On the other end of the spectrum, professional poachers use technology and are disciplined in their methods. They involve the use of tranquilizers, veterinary drugs, helicopters, and assault rifles to shoot down rhinos. The payday usually rewards more.

Unlike most beasts, rhinos do not roar or cry out when shot. Rhinos weep. If a mother is taken down, her baby usually lingers to her side in these lamenting moments only to be killed by an eager poacher, waiting around in sight for the baby, just to attack its spine with a machete and then take its horn. Babies are easy to kill, so why bother with a bullet?

Rhino horns are made of keratin, a protein found in our fingernails and hair. Once rhino horns are trimmed, they grow back. Rhino horns are illegal to sell but a permit in South Africa still allows trimming them off the beasts. Farmers actively engaged in cutting horns and collecting them in anticipation of a day when selling horns would be legal.

Treated as a precious appendage, every rhino’s horn is sold for a fortune. It’s as valuable as gold in the marketplace that sells elephant ivory, giraffe tail and tiger penis like hot cakes.

The largest black market of rhino horns is China and Vietnam where horns are often converted into medicine. Horns are minced and ground to powder forms. Ingested to treat conditions including snake bites, cancer, and even hangovers. In South Africa, the worth of a pound of rhino horn is roughly around $3000, whereas, in the Asian black markets, the prices go as high as $50,000 per kilo, as reported by The Times.
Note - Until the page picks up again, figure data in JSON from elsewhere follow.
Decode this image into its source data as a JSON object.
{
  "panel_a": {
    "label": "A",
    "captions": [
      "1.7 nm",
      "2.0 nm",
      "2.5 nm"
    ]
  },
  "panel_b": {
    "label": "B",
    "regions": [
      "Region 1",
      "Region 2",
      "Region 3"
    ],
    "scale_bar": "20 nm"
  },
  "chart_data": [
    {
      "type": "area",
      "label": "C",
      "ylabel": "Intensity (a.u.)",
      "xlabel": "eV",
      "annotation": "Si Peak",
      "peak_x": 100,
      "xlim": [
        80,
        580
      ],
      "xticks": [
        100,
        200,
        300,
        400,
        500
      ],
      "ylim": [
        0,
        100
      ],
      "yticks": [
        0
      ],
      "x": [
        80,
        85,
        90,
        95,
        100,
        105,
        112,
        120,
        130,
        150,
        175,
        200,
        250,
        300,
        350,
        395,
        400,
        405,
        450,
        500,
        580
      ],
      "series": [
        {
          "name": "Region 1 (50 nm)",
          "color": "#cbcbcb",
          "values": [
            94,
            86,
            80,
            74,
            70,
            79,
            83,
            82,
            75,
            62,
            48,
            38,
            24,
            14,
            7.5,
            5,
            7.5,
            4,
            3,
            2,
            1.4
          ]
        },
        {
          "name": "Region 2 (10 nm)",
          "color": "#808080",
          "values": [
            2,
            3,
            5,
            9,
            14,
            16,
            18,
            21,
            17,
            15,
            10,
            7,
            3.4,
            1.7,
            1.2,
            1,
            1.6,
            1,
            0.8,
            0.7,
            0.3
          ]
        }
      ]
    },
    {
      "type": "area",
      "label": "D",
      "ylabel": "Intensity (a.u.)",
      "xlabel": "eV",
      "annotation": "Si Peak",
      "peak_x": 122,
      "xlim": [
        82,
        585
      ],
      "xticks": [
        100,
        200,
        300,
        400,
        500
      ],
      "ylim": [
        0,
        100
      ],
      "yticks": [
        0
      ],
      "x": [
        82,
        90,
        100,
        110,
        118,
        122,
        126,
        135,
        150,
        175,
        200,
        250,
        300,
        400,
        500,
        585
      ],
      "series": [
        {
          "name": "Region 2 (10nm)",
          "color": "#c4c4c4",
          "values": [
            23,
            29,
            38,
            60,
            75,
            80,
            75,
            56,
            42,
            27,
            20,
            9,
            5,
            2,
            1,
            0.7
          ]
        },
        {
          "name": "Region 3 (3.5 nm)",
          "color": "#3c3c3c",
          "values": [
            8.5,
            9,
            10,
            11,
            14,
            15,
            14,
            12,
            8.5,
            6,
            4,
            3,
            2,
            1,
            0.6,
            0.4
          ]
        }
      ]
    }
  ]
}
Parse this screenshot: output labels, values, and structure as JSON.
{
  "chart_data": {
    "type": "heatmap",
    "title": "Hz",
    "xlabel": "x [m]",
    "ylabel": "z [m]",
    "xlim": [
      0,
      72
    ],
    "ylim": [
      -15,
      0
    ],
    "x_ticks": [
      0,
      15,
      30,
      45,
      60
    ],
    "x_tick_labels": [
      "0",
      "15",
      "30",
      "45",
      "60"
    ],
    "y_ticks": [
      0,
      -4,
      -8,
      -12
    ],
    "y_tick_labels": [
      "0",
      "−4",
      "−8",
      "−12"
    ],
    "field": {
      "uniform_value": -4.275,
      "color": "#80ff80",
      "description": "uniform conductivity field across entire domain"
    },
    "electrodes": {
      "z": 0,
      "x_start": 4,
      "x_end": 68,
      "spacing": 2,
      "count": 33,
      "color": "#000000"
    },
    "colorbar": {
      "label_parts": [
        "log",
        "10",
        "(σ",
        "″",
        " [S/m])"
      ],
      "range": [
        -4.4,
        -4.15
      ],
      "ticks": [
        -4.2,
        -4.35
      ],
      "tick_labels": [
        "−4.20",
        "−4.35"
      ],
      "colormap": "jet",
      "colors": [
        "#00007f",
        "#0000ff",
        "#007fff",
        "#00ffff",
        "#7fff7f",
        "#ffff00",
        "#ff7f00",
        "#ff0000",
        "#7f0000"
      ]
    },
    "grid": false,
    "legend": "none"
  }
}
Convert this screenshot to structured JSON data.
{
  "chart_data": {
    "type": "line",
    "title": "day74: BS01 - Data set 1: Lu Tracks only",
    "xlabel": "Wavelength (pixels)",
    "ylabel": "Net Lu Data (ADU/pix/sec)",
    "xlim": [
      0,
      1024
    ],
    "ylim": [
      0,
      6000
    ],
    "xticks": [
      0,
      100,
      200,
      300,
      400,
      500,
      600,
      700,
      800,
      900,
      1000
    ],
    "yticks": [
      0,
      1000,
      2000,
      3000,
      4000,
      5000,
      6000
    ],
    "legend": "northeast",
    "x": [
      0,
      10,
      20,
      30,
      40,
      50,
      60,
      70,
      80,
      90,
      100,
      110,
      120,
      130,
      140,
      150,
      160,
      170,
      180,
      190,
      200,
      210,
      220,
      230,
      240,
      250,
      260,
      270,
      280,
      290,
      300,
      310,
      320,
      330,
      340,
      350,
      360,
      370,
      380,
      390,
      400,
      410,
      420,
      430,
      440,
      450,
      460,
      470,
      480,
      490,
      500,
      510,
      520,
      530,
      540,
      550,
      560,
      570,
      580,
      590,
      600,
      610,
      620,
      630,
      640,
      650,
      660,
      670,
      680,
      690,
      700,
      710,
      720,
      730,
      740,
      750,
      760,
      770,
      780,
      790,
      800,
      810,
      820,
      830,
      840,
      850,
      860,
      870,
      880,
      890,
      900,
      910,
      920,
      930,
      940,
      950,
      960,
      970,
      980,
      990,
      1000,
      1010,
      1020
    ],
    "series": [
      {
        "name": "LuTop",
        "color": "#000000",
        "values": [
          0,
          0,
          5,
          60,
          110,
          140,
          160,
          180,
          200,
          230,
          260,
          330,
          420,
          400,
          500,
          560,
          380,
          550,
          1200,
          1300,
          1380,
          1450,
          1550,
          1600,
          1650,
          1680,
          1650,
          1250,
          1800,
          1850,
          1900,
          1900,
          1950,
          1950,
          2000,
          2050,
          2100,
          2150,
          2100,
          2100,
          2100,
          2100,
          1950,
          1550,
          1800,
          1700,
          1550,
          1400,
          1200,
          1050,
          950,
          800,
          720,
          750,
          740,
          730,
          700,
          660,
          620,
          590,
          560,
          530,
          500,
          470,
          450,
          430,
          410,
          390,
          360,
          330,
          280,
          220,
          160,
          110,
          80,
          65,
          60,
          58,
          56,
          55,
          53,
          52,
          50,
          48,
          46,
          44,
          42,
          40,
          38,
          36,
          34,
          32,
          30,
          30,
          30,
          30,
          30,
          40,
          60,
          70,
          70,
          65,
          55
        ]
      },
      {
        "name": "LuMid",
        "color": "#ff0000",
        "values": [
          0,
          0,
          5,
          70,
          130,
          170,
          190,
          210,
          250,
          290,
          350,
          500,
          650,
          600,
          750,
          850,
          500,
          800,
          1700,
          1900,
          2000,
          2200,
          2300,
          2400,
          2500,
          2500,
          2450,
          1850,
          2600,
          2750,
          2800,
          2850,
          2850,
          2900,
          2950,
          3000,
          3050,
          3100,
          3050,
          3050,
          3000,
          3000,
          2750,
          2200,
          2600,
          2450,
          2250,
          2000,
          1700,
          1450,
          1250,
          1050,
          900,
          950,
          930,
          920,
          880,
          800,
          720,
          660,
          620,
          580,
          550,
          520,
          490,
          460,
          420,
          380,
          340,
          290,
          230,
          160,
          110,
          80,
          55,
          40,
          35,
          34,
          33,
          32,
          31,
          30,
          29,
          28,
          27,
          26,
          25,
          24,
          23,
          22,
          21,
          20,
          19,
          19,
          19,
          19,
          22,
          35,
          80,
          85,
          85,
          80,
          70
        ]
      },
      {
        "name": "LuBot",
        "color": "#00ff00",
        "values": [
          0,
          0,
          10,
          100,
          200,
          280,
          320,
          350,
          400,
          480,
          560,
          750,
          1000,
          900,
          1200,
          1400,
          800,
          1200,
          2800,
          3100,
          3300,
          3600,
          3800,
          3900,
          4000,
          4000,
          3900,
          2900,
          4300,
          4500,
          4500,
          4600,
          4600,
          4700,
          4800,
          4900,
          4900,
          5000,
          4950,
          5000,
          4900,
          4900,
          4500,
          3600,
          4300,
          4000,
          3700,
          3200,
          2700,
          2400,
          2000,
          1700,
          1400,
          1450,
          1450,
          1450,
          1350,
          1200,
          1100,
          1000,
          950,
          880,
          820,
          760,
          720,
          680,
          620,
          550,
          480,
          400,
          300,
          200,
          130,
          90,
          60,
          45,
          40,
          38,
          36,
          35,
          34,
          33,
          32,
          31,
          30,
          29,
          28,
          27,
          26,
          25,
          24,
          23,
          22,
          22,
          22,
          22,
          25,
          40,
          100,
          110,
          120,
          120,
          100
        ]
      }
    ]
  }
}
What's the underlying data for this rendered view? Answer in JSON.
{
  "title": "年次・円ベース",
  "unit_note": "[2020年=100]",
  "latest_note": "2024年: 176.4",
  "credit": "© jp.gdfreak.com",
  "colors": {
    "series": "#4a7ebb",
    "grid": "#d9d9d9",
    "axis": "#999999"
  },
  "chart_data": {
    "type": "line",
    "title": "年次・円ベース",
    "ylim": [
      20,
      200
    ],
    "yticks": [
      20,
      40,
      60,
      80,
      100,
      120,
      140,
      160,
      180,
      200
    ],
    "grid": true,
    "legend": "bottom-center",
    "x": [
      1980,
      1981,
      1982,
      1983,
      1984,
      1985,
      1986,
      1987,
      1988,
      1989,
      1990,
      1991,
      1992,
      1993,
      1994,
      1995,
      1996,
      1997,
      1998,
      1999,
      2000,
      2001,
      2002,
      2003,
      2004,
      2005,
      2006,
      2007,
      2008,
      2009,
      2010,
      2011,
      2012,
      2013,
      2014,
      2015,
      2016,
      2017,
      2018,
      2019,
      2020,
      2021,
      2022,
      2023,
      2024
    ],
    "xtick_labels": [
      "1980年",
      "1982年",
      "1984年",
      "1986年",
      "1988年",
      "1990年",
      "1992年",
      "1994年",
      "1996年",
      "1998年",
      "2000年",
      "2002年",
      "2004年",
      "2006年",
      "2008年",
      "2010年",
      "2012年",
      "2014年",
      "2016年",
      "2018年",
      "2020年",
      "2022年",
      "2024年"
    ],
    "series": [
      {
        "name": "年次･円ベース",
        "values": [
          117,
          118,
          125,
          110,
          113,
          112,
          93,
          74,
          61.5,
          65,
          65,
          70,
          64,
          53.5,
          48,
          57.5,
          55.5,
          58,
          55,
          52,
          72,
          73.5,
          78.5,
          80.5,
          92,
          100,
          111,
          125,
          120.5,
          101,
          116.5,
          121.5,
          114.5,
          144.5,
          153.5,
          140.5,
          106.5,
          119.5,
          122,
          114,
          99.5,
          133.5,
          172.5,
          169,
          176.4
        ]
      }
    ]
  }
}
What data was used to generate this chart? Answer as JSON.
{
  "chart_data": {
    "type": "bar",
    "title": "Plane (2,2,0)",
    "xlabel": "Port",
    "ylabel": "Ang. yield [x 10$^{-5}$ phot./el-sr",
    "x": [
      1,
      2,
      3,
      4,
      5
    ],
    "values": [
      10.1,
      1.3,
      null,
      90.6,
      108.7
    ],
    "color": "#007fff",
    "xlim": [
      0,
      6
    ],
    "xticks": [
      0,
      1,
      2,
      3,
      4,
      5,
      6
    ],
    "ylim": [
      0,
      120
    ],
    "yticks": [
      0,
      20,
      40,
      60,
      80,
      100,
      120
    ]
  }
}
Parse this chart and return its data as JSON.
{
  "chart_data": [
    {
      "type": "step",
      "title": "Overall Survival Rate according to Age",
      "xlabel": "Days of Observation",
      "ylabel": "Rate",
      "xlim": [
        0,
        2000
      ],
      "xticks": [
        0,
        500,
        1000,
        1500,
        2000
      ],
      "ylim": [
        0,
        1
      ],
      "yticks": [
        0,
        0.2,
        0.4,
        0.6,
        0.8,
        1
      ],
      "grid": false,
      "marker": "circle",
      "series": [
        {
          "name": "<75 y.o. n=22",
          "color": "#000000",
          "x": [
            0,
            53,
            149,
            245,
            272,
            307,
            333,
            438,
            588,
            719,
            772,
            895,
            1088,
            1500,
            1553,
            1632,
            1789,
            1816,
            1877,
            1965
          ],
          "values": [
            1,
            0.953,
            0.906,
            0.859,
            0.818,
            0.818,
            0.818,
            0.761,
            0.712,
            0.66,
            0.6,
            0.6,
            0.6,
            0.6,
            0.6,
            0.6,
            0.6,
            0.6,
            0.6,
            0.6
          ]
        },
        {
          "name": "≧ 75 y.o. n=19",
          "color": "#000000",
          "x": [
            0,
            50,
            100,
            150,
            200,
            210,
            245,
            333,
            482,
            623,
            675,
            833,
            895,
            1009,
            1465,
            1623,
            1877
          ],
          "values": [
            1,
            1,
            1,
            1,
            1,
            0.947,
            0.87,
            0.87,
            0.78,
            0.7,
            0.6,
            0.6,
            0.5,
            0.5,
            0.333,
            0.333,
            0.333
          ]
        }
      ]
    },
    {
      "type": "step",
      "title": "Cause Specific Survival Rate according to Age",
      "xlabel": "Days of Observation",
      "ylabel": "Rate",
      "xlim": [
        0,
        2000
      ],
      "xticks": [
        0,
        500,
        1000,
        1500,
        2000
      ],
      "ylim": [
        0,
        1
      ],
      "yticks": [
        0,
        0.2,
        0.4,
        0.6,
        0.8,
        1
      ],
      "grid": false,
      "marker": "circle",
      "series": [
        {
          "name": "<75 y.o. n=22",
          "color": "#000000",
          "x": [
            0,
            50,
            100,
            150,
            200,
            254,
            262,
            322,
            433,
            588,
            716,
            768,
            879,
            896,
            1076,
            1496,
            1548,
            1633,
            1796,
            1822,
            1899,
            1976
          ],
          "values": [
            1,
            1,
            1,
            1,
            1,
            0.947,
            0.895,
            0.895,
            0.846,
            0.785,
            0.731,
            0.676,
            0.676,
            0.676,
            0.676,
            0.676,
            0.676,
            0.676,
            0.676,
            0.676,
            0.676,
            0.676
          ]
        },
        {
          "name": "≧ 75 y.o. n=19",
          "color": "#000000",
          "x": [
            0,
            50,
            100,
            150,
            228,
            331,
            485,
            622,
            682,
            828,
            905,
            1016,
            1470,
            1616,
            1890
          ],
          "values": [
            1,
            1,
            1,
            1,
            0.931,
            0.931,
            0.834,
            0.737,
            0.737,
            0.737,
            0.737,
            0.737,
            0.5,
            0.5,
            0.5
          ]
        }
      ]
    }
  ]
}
The demand is appallingly colossal which has led these criminals to a proper system having different channels, links and parties involved.

Amid the horrifying prospect of horn trading, there have been a handful of strides to overthrow this illegal business spectrum. Security strategies have been largely adopted and implemented which have resulted in a staggering number of arrests, but that has failed to do the job.

The popular culture is actively involved in addressing this subject. Celebrities are swaying the public with their convincing powers to condemn rhino poaching and unite against it. Former England cricketer Kevin Pietersen and entrepreneur, actor and film producer, Tariku Bogale are to name a few.

KP has flooded his social media creating awareness, condemning incidents on all basis and documenting the efforts he is laying off-camera. Tariku Bogale is the producer, writer and lead actor of “Bloodline: Now or Never”, a film that sheds light on to the illegal poaching of Rhinos around the world. The film is a real tear-jerker and invokes a real sense of empathy.

While efforts to eradicate are flanking the problem, there is no denying that the entire business and chain of command is flagrant of corruption. Recruits are ever-increasing in numbers. There is excellent coordination between syndicate members. Cooperative alliances and coordination of bosses are matchless, which is a significant factor contributing to its success. This vicious cycle has called for global campaigners and animal rights activists to align foolproof strategies in disrupting the whole network of criminals and save rhinos from extinction in near future.